Domestic violence causes disability in women through lasting effects on their brain.
Traumatic brain injury refers to damage or altered brain function brought on by a blow or force to the pinnacle. This leads to bruising, bleeding, and tearing of brain tissue.
These kinds of injuries can have short-term (acute) effects or be cumulative (over months or years).
AND 2008 study Research by Adelaide researchers has found that Aboriginal women are 69 times more likely to experience head injuries – including brain injuries – following assault than non-Indigenous women.
We I talked to Aboriginal, Torres Strait Islander and regional and distant communities in Australia discuss their experiences of violence-related brain injury and decision-making around access to health care.
We also talked to relations about what that they had observed in other women necessary to them who had suffered a brain injury.
Here’s what we found and how we will construct on it to develop better healthcare and support services.
I now not feel like the identical person I used to be
Violence-related brain injuries these should not isolated experiences. Aboriginal and Torres Strait Islander women we spoke to reported repeated violence-related head injuries over a protracted time frame. Most women reported dozens of head injuries or lost count of how many that they had.
Violence was typically experienced by current or former partners, each Indigenous and non-Indigenous.
Aboriginal and Torres Strait Islander women reported living in and managing many common changes due to brain injuries, including:
- memory problems
- dizziness and headaches
- difficulties with concentration and organization
- difficulty absorbing information and considering (sometimes referred to as “confused thinking”)
- difficulty starting stories or continuing conversations with family and friends (described as “words being lost or disappearing” or feeling like “my brain is empty”)
- mood swings and impulsivity.
Coral shared:
I actually have a faint, now I suffer from memory loss, as if I actually have difficulty telling stories. These are stories that happened to me. But I am unable to remember them.
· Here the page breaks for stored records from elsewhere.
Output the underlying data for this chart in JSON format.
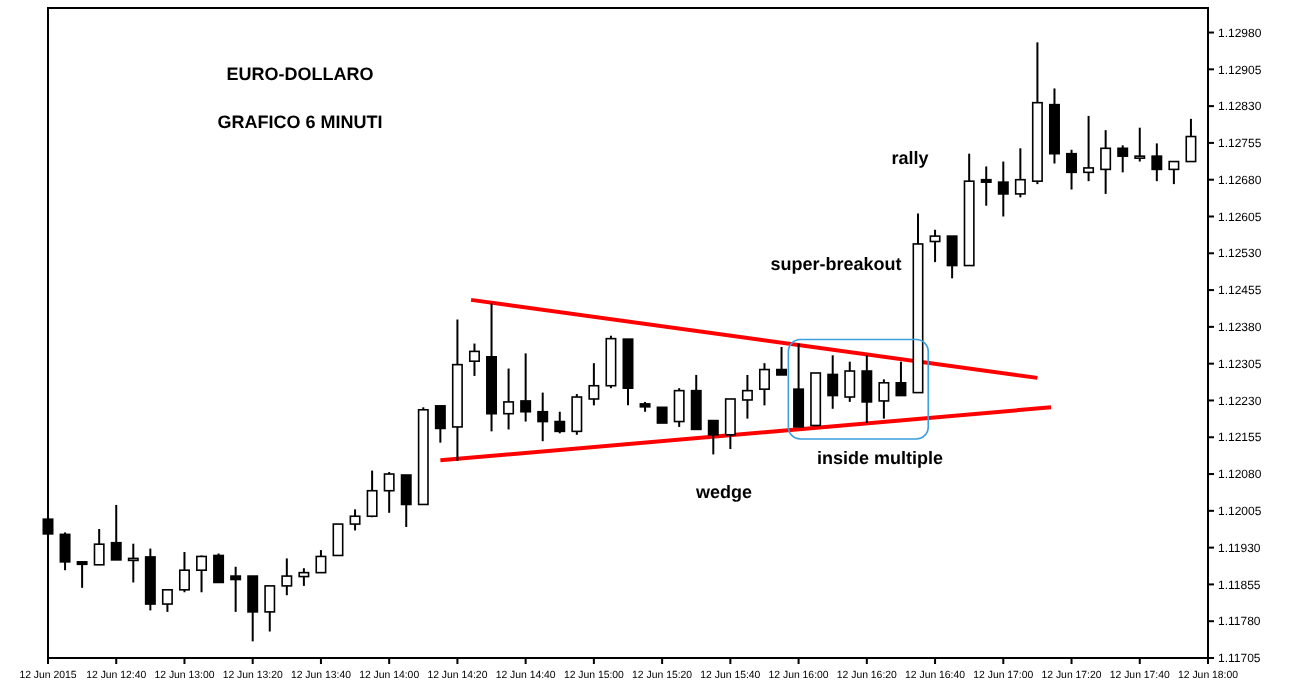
{
  "chart_data": {
    "type": "candlestick",
    "title": "EURO-DOLLARO",
    "subtitle": "GRAFICO 6 MINUTI",
    "annotations": [
      "rally",
      "super-breakout",
      "wedge",
      "inside multiple"
    ],
    "x": [
      "2015-06-12T12:20",
      "2015-06-12T12:25",
      "2015-06-12T12:30",
      "2015-06-12T12:35",
      "2015-06-12T12:40",
      "2015-06-12T12:45",
      "2015-06-12T12:50",
      "2015-06-12T12:55",
      "2015-06-12T13:00",
      "2015-06-12T13:05",
      "2015-06-12T13:10",
      "2015-06-12T13:15",
      "2015-06-12T13:20",
      "2015-06-12T13:25",
      "2015-06-12T13:30",
      "2015-06-12T13:35",
      "2015-06-12T13:40",
      "2015-06-12T13:45",
      "2015-06-12T13:50",
      "2015-06-12T13:55",
      "2015-06-12T14:00",
      "2015-06-12T14:05",
      "2015-06-12T14:10",
      "2015-06-12T14:15",
      "2015-06-12T14:20",
      "2015-06-12T14:25",
      "2015-06-12T14:30",
      "2015-06-12T14:35",
      "2015-06-12T14:40",
      "2015-06-12T14:45",
      "2015-06-12T14:50",
      "2015-06-12T14:55",
      "2015-06-12T15:00",
      "2015-06-12T15:05",
      "2015-06-12T15:10",
      "2015-06-12T15:15",
      "2015-06-12T15:20",
      "2015-06-12T15:25",
      "2015-06-12T15:30",
      "2015-06-12T15:35",
      "2015-06-12T15:40",
      "2015-06-12T15:45",
      "2015-06-12T15:50",
      "2015-06-12T15:55",
      "2015-06-12T16:00",
      "2015-06-12T16:05",
      "2015-06-12T16:10",
      "2015-06-12T16:15",
      "2015-06-12T16:20",
      "2015-06-12T16:25",
      "2015-06-12T16:30",
      "2015-06-12T16:35",
      "2015-06-12T16:40",
      "2015-06-12T16:45",
      "2015-06-12T16:50",
      "2015-06-12T16:55",
      "2015-06-12T17:00",
      "2015-06-12T17:05",
      "2015-06-12T17:10",
      "2015-06-12T17:15",
      "2015-06-12T17:20",
      "2015-06-12T17:25",
      "2015-06-12T17:30",
      "2015-06-12T17:35",
      "2015-06-12T17:40",
      "2015-06-12T17:45",
      "2015-06-12T17:50",
      "2015-06-12T17:55"
    ],
    "ohlc": [
      [
        1.11988,
        1.12021,
        1.11948,
        1.11958
      ],
      [
        1.11957,
        1.11961,
        1.11884,
        1.11901
      ],
      [
        1.11901,
        1.11901,
        1.11848,
        1.11896
      ],
      [
        1.11895,
        1.11968,
        1.11895,
        1.11937
      ],
      [
        1.1194,
        1.12017,
        1.11905,
        1.11905
      ],
      [
        1.11908,
        1.11938,
        1.11859,
        1.11908
      ],
      [
        1.11911,
        1.11928,
        1.11802,
        1.11815
      ],
      [
        1.11815,
        1.11844,
        1.11799,
        1.11844
      ],
      [
        1.11844,
        1.11921,
        1.11839,
        1.11884
      ],
      [
        1.11884,
        1.11914,
        1.11839,
        1.11912
      ],
      [
        1.11914,
        1.11918,
        1.11859,
        1.11859
      ],
      [
        1.11872,
        1.11891,
        1.11799,
        1.11865
      ],
      [
        1.11872,
        1.11872,
        1.11739,
        1.11799
      ],
      [
        1.11799,
        1.11852,
        1.11759,
        1.11852
      ],
      [
        1.11852,
        1.11908,
        1.11833,
        1.11872
      ],
      [
        1.11871,
        1.11888,
        1.11852,
        1.11879
      ],
      [
        1.11879,
        1.11925,
        1.11879,
        1.11912
      ],
      [
        1.11914,
        1.11978,
        1.11914,
        1.11978
      ],
      [
        1.11978,
        1.12008,
        1.11965,
        1.11994
      ],
      [
        1.11994,
        1.12087,
        1.11992,
        1.12046
      ],
      [
        1.12046,
        1.12084,
        1.12001,
        1.1208
      ],
      [
        1.12078,
        1.12078,
        1.11972,
        1.12018
      ],
      [
        1.12018,
        1.12216,
        1.12017,
        1.12211
      ],
      [
        1.12219,
        1.12219,
        1.12144,
        1.12173
      ],
      [
        1.12176,
        1.12395,
        1.12107,
        1.12303
      ],
      [
        1.1231,
        1.12346,
        1.1228,
        1.1233
      ],
      [
        1.12319,
        1.12428,
        1.12167,
        1.12203
      ],
      [
        1.12203,
        1.12295,
        1.12171,
        1.12227
      ],
      [
        1.12229,
        1.12326,
        1.12187,
        1.12207
      ],
      [
        1.12207,
        1.12246,
        1.12147,
        1.12187
      ],
      [
        1.12187,
        1.12207,
        1.12163,
        1.12167
      ],
      [
        1.12167,
        1.12243,
        1.1216,
        1.12237
      ],
      [
        1.12233,
        1.12306,
        1.1222,
        1.1226
      ],
      [
        1.1226,
        1.12362,
        1.12255,
        1.12356
      ],
      [
        1.12355,
        1.12355,
        1.1222,
        1.12255
      ],
      [
        1.12223,
        1.12227,
        1.12207,
        1.12217
      ],
      [
        1.12216,
        1.12216,
        1.12184,
        1.12184
      ],
      [
        1.12187,
        1.12255,
        1.12176,
        1.1225
      ],
      [
        1.1225,
        1.12282,
        1.12171,
        1.12171
      ],
      [
        1.12189,
        1.12189,
        1.1212,
        1.1216
      ],
      [
        1.1216,
        1.12233,
        1.12131,
        1.12233
      ],
      [
        1.12231,
        1.12282,
        1.12193,
        1.1225
      ],
      [
        1.12253,
        1.12306,
        1.1222,
        1.12293
      ],
      [
        1.12293,
        1.12339,
        1.12282,
        1.12282
      ],
      [
        1.12253,
        1.12346,
        1.12176,
        1.12176
      ],
      [
        1.12179,
        1.12286,
        1.12179,
        1.12286
      ],
      [
        1.12283,
        1.12322,
        1.12213,
        1.1224
      ],
      [
        1.12237,
        1.12309,
        1.12227,
        1.1229
      ],
      [
        1.1229,
        1.12322,
        1.12184,
        1.12227
      ],
      [
        1.12229,
        1.12273,
        1.12193,
        1.12266
      ],
      [
        1.12266,
        1.12309,
        1.1224,
        1.1224
      ],
      [
        1.12246,
        1.12611,
        1.12246,
        1.12549
      ],
      [
        1.12554,
        1.12578,
        1.12512,
        1.12565
      ],
      [
        1.12565,
        1.12565,
        1.12479,
        1.12505
      ],
      [
        1.12505,
        1.12733,
        1.12505,
        1.12677
      ],
      [
        1.1268,
        1.12707,
        1.12627,
        1.12675
      ],
      [
        1.12675,
        1.12717,
        1.12605,
        1.12651
      ],
      [
        1.12651,
        1.12744,
        1.12644,
        1.1268
      ],
      [
        1.12677,
        1.1296,
        1.12671,
        1.12837
      ],
      [
        1.12833,
        1.12866,
        1.12713,
        1.12733
      ],
      [
        1.12733,
        1.12741,
        1.1266,
        1.12695
      ],
      [
        1.12695,
        1.1281,
        1.12677,
        1.12704
      ],
      [
        1.12701,
        1.12781,
        1.12651,
        1.12744
      ],
      [
        1.12744,
        1.1275,
        1.12695,
        1.12728
      ],
      [
        1.12728,
        1.12786,
        1.12717,
        1.12728
      ],
      [
        1.12728,
        1.12754,
        1.12677,
        1.12701
      ],
      [
        1.12701,
        1.12717,
        1.12671,
        1.12717
      ],
      [
        1.12717,
        1.12804,
        1.12717,
        1.12768
      ]
    ],
    "series": [
      {
        "type": "line",
        "color": "#ff0000",
        "x": [
          "2015-06-12T14:24",
          "2015-06-12T17:10"
        ],
        "values": [
          1.12435,
          1.12276
        ]
      },
      {
        "type": "line",
        "color": "#ff0000",
        "x": [
          "2015-06-12T14:15",
          "2015-06-12T17:14"
        ],
        "values": [
          1.12108,
          1.12216
        ]
      }
    ],
    "xlim": [
      "2015-06-12T12:20",
      "2015-06-12T18:00"
    ],
    "xticks": [
      {
        "value": "2015-06-12T12:20",
        "label": "12 Jun 2015"
      },
      {
        "value": "2015-06-12T12:40",
        "label": "12 Jun 12:40"
      },
      {
        "value": "2015-06-12T13:00",
        "label": "12 Jun 13:00"
      },
      {
        "value": "2015-06-12T13:20",
        "label": "12 Jun 13:20"
      },
      {
        "value": "2015-06-12T13:40",
        "label": "12 Jun 13:40"
      },
      {
        "value": "2015-06-12T14:00",
        "label": "12 Jun 14:00"
      },
      {
        "value": "2015-06-12T14:20",
        "label": "12 Jun 14:20"
      },
      {
        "value": "2015-06-12T14:40",
        "label": "12 Jun 14:40"
      },
      {
        "value": "2015-06-12T15:00",
        "label": "12 Jun 15:00"
      },
      {
        "value": "2015-06-12T15:20",
        "label": "12 Jun 15:20"
      },
      {
        "value": "2015-06-12T15:40",
        "label": "12 Jun 15:40"
      },
      {
        "value": "2015-06-12T16:00",
        "label": "12 Jun 16:00"
      },
      {
        "value": "2015-06-12T16:20",
        "label": "12 Jun 16:20"
      },
      {
        "value": "2015-06-12T16:40",
        "label": "12 Jun 16:40"
      },
      {
        "value": "2015-06-12T17:00",
        "label": "12 Jun 17:00"
      },
      {
        "value": "2015-06-12T17:20",
        "label": "12 Jun 17:20"
      },
      {
        "value": "2015-06-12T17:40",
        "label": "12 Jun 17:40"
      },
      {
        "value": "2015-06-12T18:00",
        "label": "12 Jun 18:00"
      }
    ],
    "ylim": [
      1.11705,
      1.1303
    ],
    "yticks": [
      {
        "value": 1.1298,
        "label": "1.12980"
      },
      1.12905,
      {
        "value": 1.1283,
        "label": "1.12830"
      },
      1.12755,
      {
        "value": 1.1268,
        "label": "1.12680"
      },
      1.12605,
      {
        "value": 1.1253,
        "label": "1.12530"
      },
      1.12455,
      {
        "value": 1.1238,
        "label": "1.12380"
      },
      1.12305,
      {
        "value": 1.1223,
        "label": "1.12230"
      },
      1.12155,
      {
        "value": 1.1208,
        "label": "1.12080"
      },
      1.12005,
      {
        "value": 1.1193,
        "label": "1.11930"
      },
      1.11855,
      {
        "value": 1.1178,
        "label": "1.11780"
      },
      1.11705
    ]
  }
}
Kirra talked about her experiences:
I put something somewhere, like a book, keys, phone. If I am unable to see it, I forget where I put it. I actually have trouble staying focused on one thing.
The women we spoke to also incessantly mentioned strangulation. Non-fatal strangulation can also be harmful to the brain since it reduces blood flow to the pinnacle and deprives the brain of oxygen.
When and why women use healthcare
Women felt that accessing healthcare and support services following a violent brain injury was not at all times an option for them, mainly because they experienced coercive control or feared being reported child protection authorities.
The characteristics of the injury also influenced their decisions about accessing healthcare. Unless there was visible bruising, cuts or marks, blood or a remembered lack of consciousness (or fainting), many Aboriginal and Torres Strait Islander women didn’t go to hospital and managed their symptoms independently.
As Cathy explains:
Then one night he hit me. There was no hospital, no blood, no bleeding, nobody would think that it was domestic violence that happened to me. I didn’t think it was serious enough to go.
How Women Cope With the Symptoms of Traumatic Brain Injury
Aboriginal and Torres Strait Islander women practised a variety of activities to improve memory and manage anxiety following traumatic brain injury. These included:
- Painting and weaving
- listening to meditation music
- puzzles and other tactile games.
Family and friends helped Aboriginal and Torres Strait Islander people with on a regular basis tasks comparable to shopping on the supermarket, paying bills and making appointments. Pat says:
A member of the family talks to me on the phone while I’m at the shop so I do not forget. Sometimes my daughter or grandchildren take an image and send it to me.
However, homelessness, isolation and ongoing violence have undermined the flexibility of many Aboriginal and Torres Strait Islander women to seek medical help for brain injuries and to use these strategies.
Need for regional and distant investments
We need to strengthen access to health and other support services for Aboriginal and Torres Strait Islander women with violence-related brain injuries. Our research shows that this could include:
-
development of a unified, coordinated care pathway across emergency departments and distant community clinics
-
developing a specialized workforce with Brain Injury and Violence Training (comparable to Aboriginal social employees and Aboriginal medical examiners) who can support women in health and community settings
-
incorporating questions on the initial assessment of brain injury into core family health and violence assessment tools, including the Aboriginal and Torres Strait Islander Health Survey and the state/territory family violence risk assessment
-
educational resources that raise awareness and knowledge about brain injuries and non-fatal strangulation amongst women, families and communities. These must include information that everlasting brain damage can occur even when an individual doesn’t lose consciousness or has no visible injuries
-
needs-based financing to provide emergency accommodation services in regional towns and distant communities to make sure that these services can respond effectively to local needs
-
investment in the event of concussion clinics in regional and distant areas of Australia.
Any recommendations implemented must include local partnerships with Aboriginal and Torres Strait Islander people to make sure that these practical measures are community-led, culturally appropriate and broadly helpful, without causing further harm.